New Kitten Supplies List
- Cat Bed: Most cats do not feel secure at floor level and they often prefer to be high up. Try a cat bed somewhere high up that your cat has easy access to.
- Litter Tray: A litter tray, cat litter and a scoop are essential. Their litter tray should always be accessible and easy to find. Choose a box that is deep enough to keep your cat from scattering litter when they dig. It’s best to use about two inches of litter in the bottom of the tray.
- Food: Initially, feed your cat the same diet as it has been used to and once it has settled in, you can gradually change it onto your chosen diet. A cat needs a balanced diet and none more so than a kitten, to provide for growth, maintenance and energy. Cats are naturally carnivorous animals and need to eat meat to live, do not be tempted to try and bring up your cat as a vegetarian.
- Water: Although water is not regarded as a nutrient it is essential to life. It can be argued that its provision is more crucial than a supply of food; a cat can survive much longer without food than it could without water. Water has many roles in the body: It transports nutrients and metabolites in the blood. It is a vital part of the temperature regulation system. It is essential for the digestion and metabolism of food.
- Cat Carrier: A cat carrier is essential, even if you plan to travel no further with your cat than the Veterinary Clinic. If you accustom your cat to the carrier from an early age, it will make future trips to the Clinic or Groomer much easier. Look for one that will be roomy, well ventilated, escape proof and easy to clean.
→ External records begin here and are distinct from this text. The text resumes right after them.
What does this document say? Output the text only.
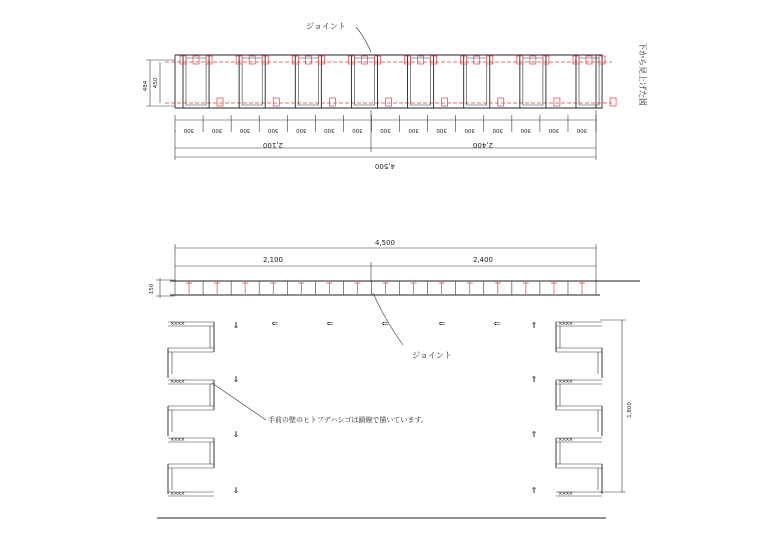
484 450
300	300	300	300	300	300	300	300	300	300	300	300	300	300	300
2,100	2,400
4,500
ジョイント
下から見上げた図
4,500
2,100	2,400
150
×
×
×
×
×
×
×
×
×
×
×
×
×
×
×
×
×
×
×
×
×
×
×
×
×
×
×
×
×
×
×
×
1,800
⇓
⇓
⇓
⇓
⇐	⇐	⇐	⇐	⇐	⇑
⇑
⇑
⇑
ジョイント
手前の壁のヒトフデハシゴは鎖線で描いています。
- Brushes and Combs: Cats need help with their grooming. While grooming your cat, take the opportunity to have a quick health check of your pet. Grooming should be a regular part of your cat’s routine. Although your cat will probably want to make a game of it and try to bite the brush and comb, they will soon come to appreciate the attention they receive.
- Toys: There are many types of toys for your kitten. Playthings come in all shapes and sizes, with feathers, crinkles, squeaking sounds, movement and more! Experiment with your kitten and see what types of toys they like to play with. Kittens will not be affected by cat nip until closer to a year old, so try to find other toys that can entice them.
- Scratching Posts: A scratching post will give your cat a place to stretch and exercise, as well as keeping their claws in good condition. It will also help to prevent them from using your furniture to satisfy these needs! The secret is to show the cat what to do. Hold them near the post and scratch their claws on the surface. They will soon form an attachment to their new toy.
- Lead and Collar or Harness: Most cats don’t like to walk on a lead. Some cat breeds –notably Siamese– do enjoy walking on a lead with their owners. For cat owners in urban environments, however, a lead may be the only way for your cat to enjoy the outdoors. If you plan to use a collar or harness, your cat should be introduced to it early on. A collar should be elastic or have a breakaway section, so that the cat can escape if the collar catches on an object. A collar or harness should carry identification in case your cat gets lost.
- Nail Cutters: If you need to clip your cat’s nails use sharp cat nail cutters (if they are not sharp, the nails can split). Approach this task when the cat is sleeping or very relaxed. Push out the claw and trim off the tip of the nail. Avoid hitting the quick (the pink part in the nail) as it can cause them to bleed.